5) Don’t Make It About Your Accuser. Just as you shouldn’t try to defend how you’re not transphobic, you should not also try to turn the criticism around and attack the person who accused you. Don’t tell them they’re trying to silence you – they’re not, they’re trying to tell you how your words and actions hurt them. Don’t tell them they’re driving you away. Don’t make the accusation that “any disagreement with a trans person is labeled as transphobia.” None of these things are true, and trying to claim they are is simply an attempt to stop others from pointing out your transphobic behavior. This ties back into point #2.

6) Don’t Hate the Sin, Not the Sinner. Don’t try to justify your actions by claiming you’re opposed to transgender politics. Just don’t. You’re rationalizing your transphobia and imposing your worldview on trans people, by assigning motives and politics to them that they may not themselves have. Don’t say that the very existence of trans people is offensive and traumatic because they supposedly defy the idea that gender is a social construct, or something imposed upon you, or whatever your particular theory is. You’re not dealing with theory, you’re dealing with human beings, and their lives. To you, the question as to whether trans people have valid identities may be a matter of theory. For trans people, it’s a matter of life and death.

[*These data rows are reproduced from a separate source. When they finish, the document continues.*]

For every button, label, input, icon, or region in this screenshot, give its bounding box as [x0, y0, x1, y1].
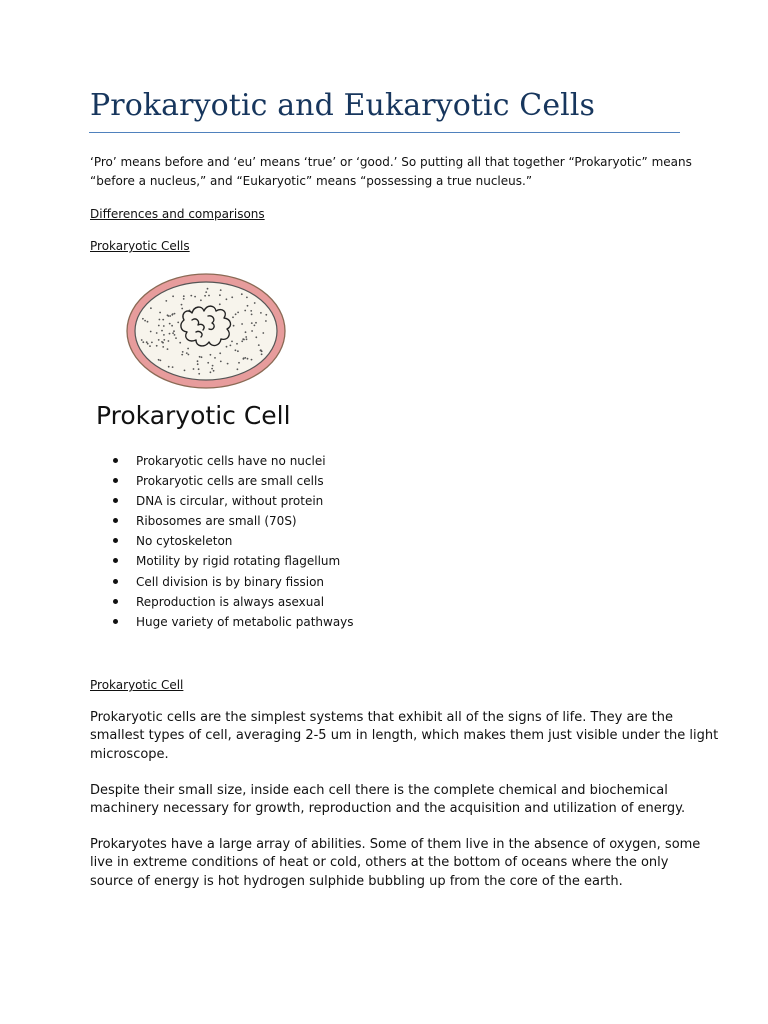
list-item: Huge variety of metabolic pathways: [113, 612, 513, 632]
ribosome-dot: [210, 371, 212, 373]
ribosome-dot: [172, 332, 174, 334]
ribosome-dot: [245, 331, 247, 333]
list-item: Cell division is by binary fission: [113, 572, 513, 592]
ribosome-dot: [190, 295, 192, 297]
ribosome-dot: [147, 343, 149, 345]
ribosome-dot: [232, 316, 234, 318]
ribosome-dot: [169, 333, 171, 335]
ribosome-dot: [233, 325, 235, 327]
figure-caption: Prokaryotic Cell: [96, 401, 291, 430]
ribosome-dot: [210, 354, 212, 356]
ribosome-dot: [142, 341, 144, 343]
ribosome-dot: [243, 357, 245, 359]
ribosome-dot: [251, 322, 253, 324]
ribosome-dot: [220, 289, 222, 291]
subheading-prokaryotic-cell: Prokaryotic Cell: [90, 678, 184, 692]
ribosome-dot: [241, 340, 243, 342]
ribosome-dot: [220, 361, 222, 363]
ribosome-dot: [162, 346, 164, 348]
ribosome-dot: [260, 349, 262, 351]
ribosome-dot: [141, 339, 143, 341]
ribosome-dot: [144, 320, 146, 322]
ribosome-dot: [219, 352, 221, 354]
ribosome-dot: [162, 319, 164, 321]
bullet-icon: [113, 599, 118, 604]
ribosome-dot: [172, 295, 174, 297]
ribosome-dot: [219, 303, 221, 305]
ribosome-dot: [158, 325, 160, 327]
bullet-icon: [113, 579, 118, 584]
ribosome-dot: [219, 294, 221, 296]
ribosome-dot: [254, 302, 256, 304]
list-item: Ribosomes are small (70S): [113, 511, 513, 531]
ribosome-dot: [182, 351, 184, 353]
ribosome-dot: [200, 299, 202, 301]
ribosome-dot: [230, 345, 232, 347]
ribosome-dot: [231, 341, 233, 343]
ribosome-dot: [247, 358, 249, 360]
page-title: Prokaryotic and Eukaryotic Cells: [90, 88, 596, 123]
ribosome-dot: [265, 314, 267, 316]
ribosome-dot: [169, 315, 171, 317]
ribosome-dot: [172, 366, 174, 368]
ribosome-dot: [193, 368, 195, 370]
ribosome-dot: [245, 336, 247, 338]
ribosome-dot: [175, 337, 177, 339]
ribosome-dot: [173, 330, 175, 332]
ribosome-dot: [237, 368, 239, 370]
ribosome-dot: [186, 352, 188, 354]
ribosome-dot: [171, 325, 173, 327]
ribosome-dot: [242, 338, 244, 340]
ribosome-dot: [163, 325, 165, 327]
ribosome-dot: [181, 308, 183, 310]
ribosome-dot: [149, 345, 151, 347]
ribosome-dot: [151, 342, 153, 344]
ribosome-dot: [150, 331, 152, 333]
ribosome-dot: [211, 368, 213, 370]
ribosome-dot: [169, 323, 171, 325]
ribosome-dot: [254, 325, 256, 327]
title-divider: [89, 132, 680, 133]
ribosome-dot: [255, 336, 257, 338]
ribosome-dot: [260, 312, 262, 314]
list-item: Reproduction is always asexual: [113, 592, 513, 612]
ribosome-dot: [204, 295, 206, 297]
ribosome-dot: [258, 344, 260, 346]
body-paragraph: Prokaryotic cells are the simplest systems that exhibit all of the signs of life. They are the smallest types of cell, averaging 2-5 um in length, which makes them just visible under the light microscope.: [90, 710, 719, 762]
ribosome-dot: [142, 318, 144, 320]
ribosome-dot: [187, 348, 189, 350]
ribosome-dot: [194, 296, 196, 298]
ribosome-dot: [146, 341, 148, 343]
ribosome-dot: [199, 356, 201, 358]
body-paragraph: Prokaryotes have a large array of abilities. Some of them live in the absence of oxygen, some live in extreme conditions of heat or cold, others at the bottom of oceans where the only source of energy is hot hydrogen sulphide bubbling up from the core of the earth.: [90, 837, 701, 889]
bullet-icon: [113, 619, 118, 624]
intro-paragraph: [90, 153, 690, 191]
list-item: DNA is circular, without protein: [113, 491, 513, 511]
ribosome-dot: [207, 288, 209, 290]
ribosome-dot: [207, 362, 209, 364]
section-heading: Differences and comparisons: [90, 207, 265, 221]
ribosome-dot: [241, 323, 243, 325]
ribosome-dot: [251, 359, 253, 361]
ribosome-dot: [237, 350, 239, 352]
ribosome-dot: [156, 345, 158, 347]
cell-membrane: [135, 282, 277, 380]
prokaryotic-features-list: [113, 451, 513, 632]
ribosome-dot: [163, 339, 165, 341]
ribosome-dot: [161, 330, 163, 332]
ribosome-dot: [214, 357, 216, 359]
ribosome-dot: [244, 357, 246, 359]
ribosome-dot: [208, 295, 210, 297]
intro-line: ‘Pro’ means before and ‘eu’ means ‘true’ or ‘good.’ So putting all that together “Prokaryotic” means: [90, 155, 692, 169]
bullet-icon: [113, 478, 118, 483]
ribosome-dot: [238, 362, 240, 364]
ribosome-dot: [213, 370, 215, 372]
ribosome-dot: [177, 322, 179, 324]
ribosome-dot: [246, 338, 248, 340]
ribosome-dot: [235, 349, 237, 351]
ribosome-dot: [160, 360, 162, 362]
ribosome-dot: [265, 320, 267, 322]
intro-line: “before a nucleus,” and “Eukaryotic” means “possessing a true nucleus.”: [90, 174, 533, 188]
ribosome-dot: [246, 297, 248, 299]
ribosome-dot: [158, 359, 160, 361]
ribosome-dot: [147, 321, 149, 323]
list-item: Prokaryotic cells are small cells: [113, 471, 513, 491]
ribosome-dot: [251, 314, 253, 316]
ribosome-dot: [197, 360, 199, 362]
ribosome-dot: [184, 370, 186, 372]
ribosome-dot: [168, 340, 170, 342]
ribosome-dot: [167, 348, 169, 350]
subheading-prokaryotic-cells: Prokaryotic Cells: [90, 239, 190, 253]
ribosome-dot: [247, 305, 249, 307]
ribosome-dot: [159, 319, 161, 321]
ribosome-dot: [158, 339, 160, 341]
ribosome-dot: [168, 366, 170, 368]
bullet-icon: [113, 458, 118, 463]
body-paragraph: Despite their small size, inside each cell there is the complete chemical and biochemical machinery necessary for growth, reproduction and the acquisition and utilization of energy.: [90, 783, 686, 817]
ribosome-dot: [250, 310, 252, 312]
ribosome-dot: [174, 334, 176, 336]
ribosome-dot: [183, 298, 185, 300]
list-item: Motility by rigid rotating flagellum: [113, 551, 513, 571]
ribosome-dot: [188, 354, 190, 356]
ribosome-dot: [198, 368, 200, 370]
ribosome-dot: [171, 314, 173, 316]
ribosome-dot: [183, 295, 185, 297]
ribosome-dot: [150, 307, 152, 309]
ribosome-dot: [226, 298, 228, 300]
bullet-icon: [113, 558, 118, 563]
bullet-icon: [113, 498, 118, 503]
ribosome-dot: [236, 343, 238, 345]
ribosome-dot: [261, 353, 263, 355]
ribosome-dot: [181, 304, 183, 306]
list-item: Prokaryotic cells have no nuclei: [113, 451, 513, 471]
ribosome-dot: [179, 342, 181, 344]
bullet-icon: [113, 518, 118, 523]
ribosome-dot: [231, 296, 233, 298]
ribosome-dot: [244, 310, 246, 312]
ribosome-dot: [201, 356, 203, 358]
ribosome-dot: [181, 354, 183, 356]
ribosome-dot: [227, 363, 229, 365]
ribosome-dot: [198, 373, 200, 375]
ribosome-dot: [162, 342, 164, 344]
ribosome-dot: [255, 322, 257, 324]
ribosome-dot: [174, 313, 176, 315]
ribosome-dot: [167, 314, 169, 316]
ribosome-dot: [212, 365, 214, 367]
ribosome-dot: [237, 312, 239, 314]
bullet-icon: [113, 538, 118, 543]
ribosome-dot: [159, 312, 161, 314]
list-item: No cytoskeleton: [113, 531, 513, 551]
ribosome-dot: [205, 291, 207, 293]
ribosome-dot: [262, 332, 264, 334]
ribosome-dot: [235, 313, 237, 315]
ribosome-dot: [156, 332, 158, 334]
ribosome-dot: [197, 363, 199, 365]
prokaryotic-cell-illustration: [92, 268, 332, 443]
ribosome-dot: [251, 330, 253, 332]
ribosome-dot: [226, 346, 228, 348]
ribosome-dot: [165, 300, 167, 302]
ribosome-dot: [163, 334, 165, 336]
ribosome-dot: [241, 293, 243, 295]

7) Let Occasional Unfair Accusations Roll Off Your Back. Sometimes, even after serious thought, you’ll decide that the criticism was unfair. Great! Now please let it go. Don’t enlist trans people to certify you as Officially Non-Transphobic. Don’t bring it up again and again, weeks or months after everyone else has moved on forgotten about the original incident. In other words, see point #4.

Don’t make an epic confrontation out of the fact you were criticized for transphobic statements. Apologize, move on, and consider the criticism seriously so that you can improve your thinking if necessary.

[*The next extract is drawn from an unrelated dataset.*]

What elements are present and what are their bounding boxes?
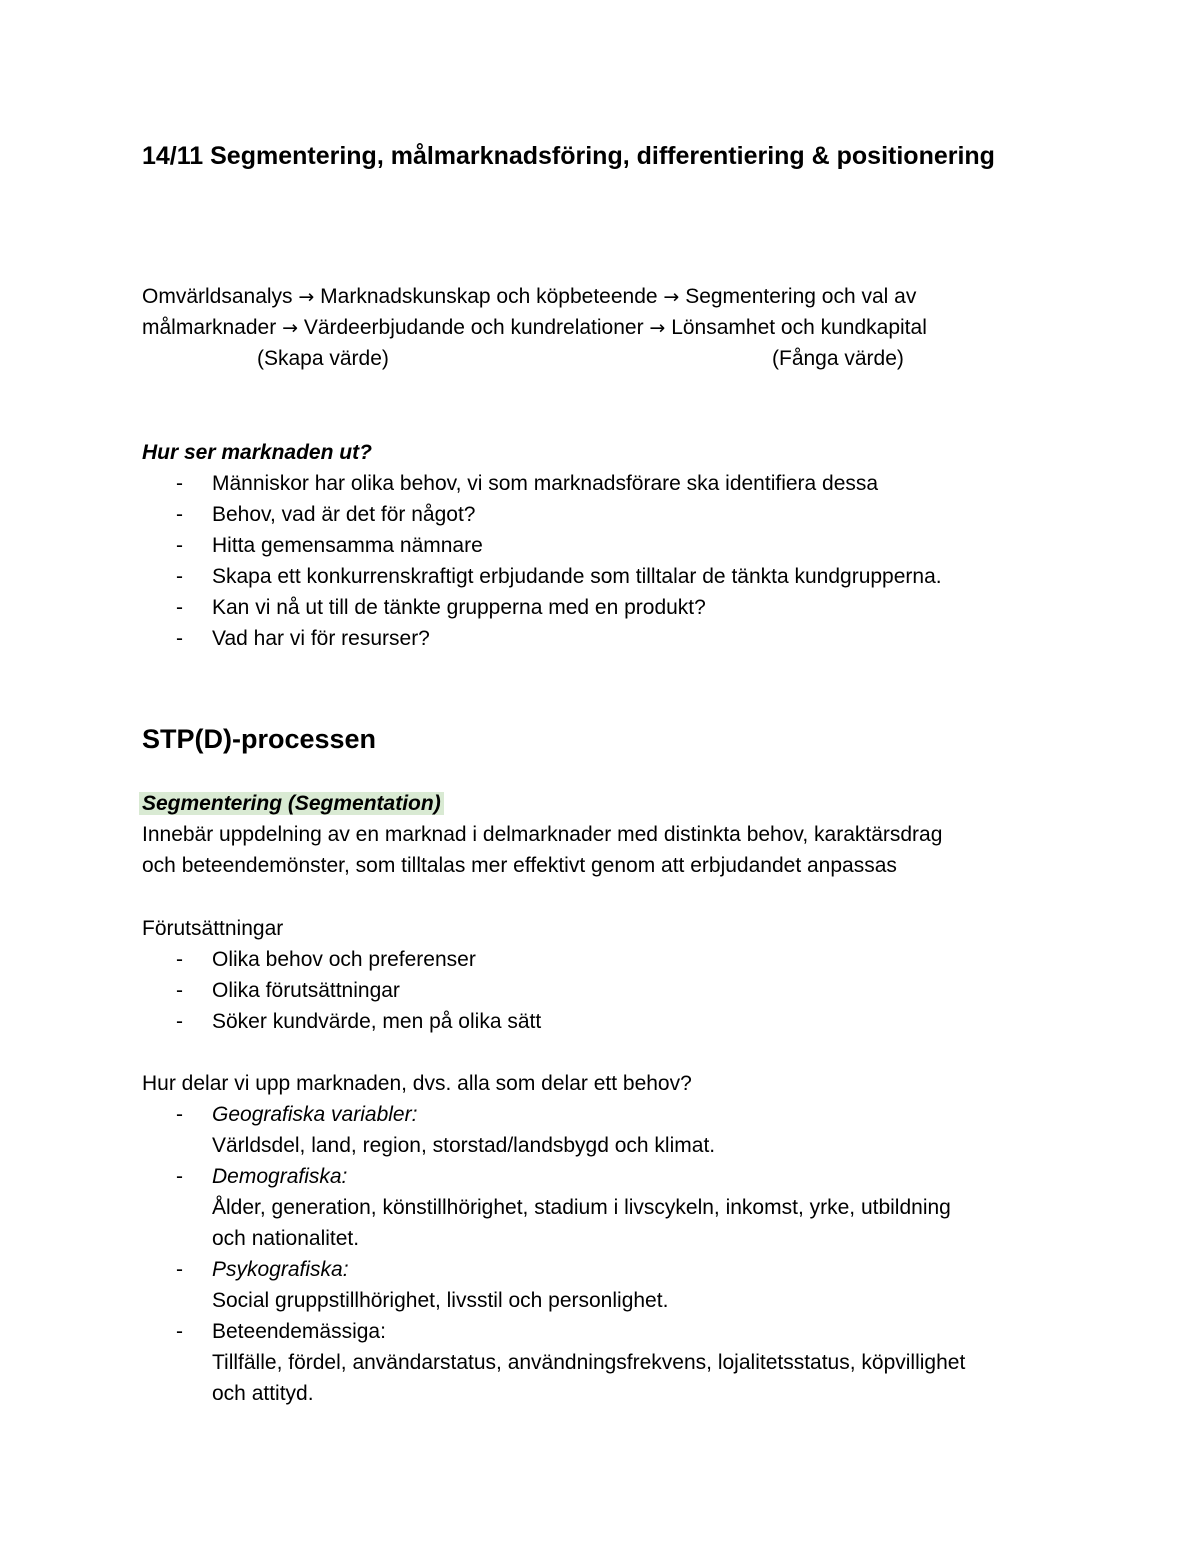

3 Responses to “How to Check Your Cis Privilege”

  1. Hey, thanks for the linking. Mind if I blogroll you?

  2. Please do!!! Thanks so much. I am a big fan of your blog.

  3. The cis terminology is sorely needed to replace the dreaded »genetic girl« and friends; but here’s a big warning:

    Calling out specific persons as cis or not is dangerous to them and to those close to them: they might be stealth trans (post living), or they might be thinking about a trans identity of their own and whether or not they should go down that road, or, singling out someone as cis implies that others nearby might not be, thus outing them.

    In short, saying “You are cis” implies that you know a hell of a lot of very personal things about that person.

    Again, not big issues for those out and proud, but could be touchy stuff for others.

    Speaking of the cis experience in general, though, and the structures and misogyny in our society, is necessary and it’s good that our language is growing to allow that. I love the words cis-sexual and cisgender.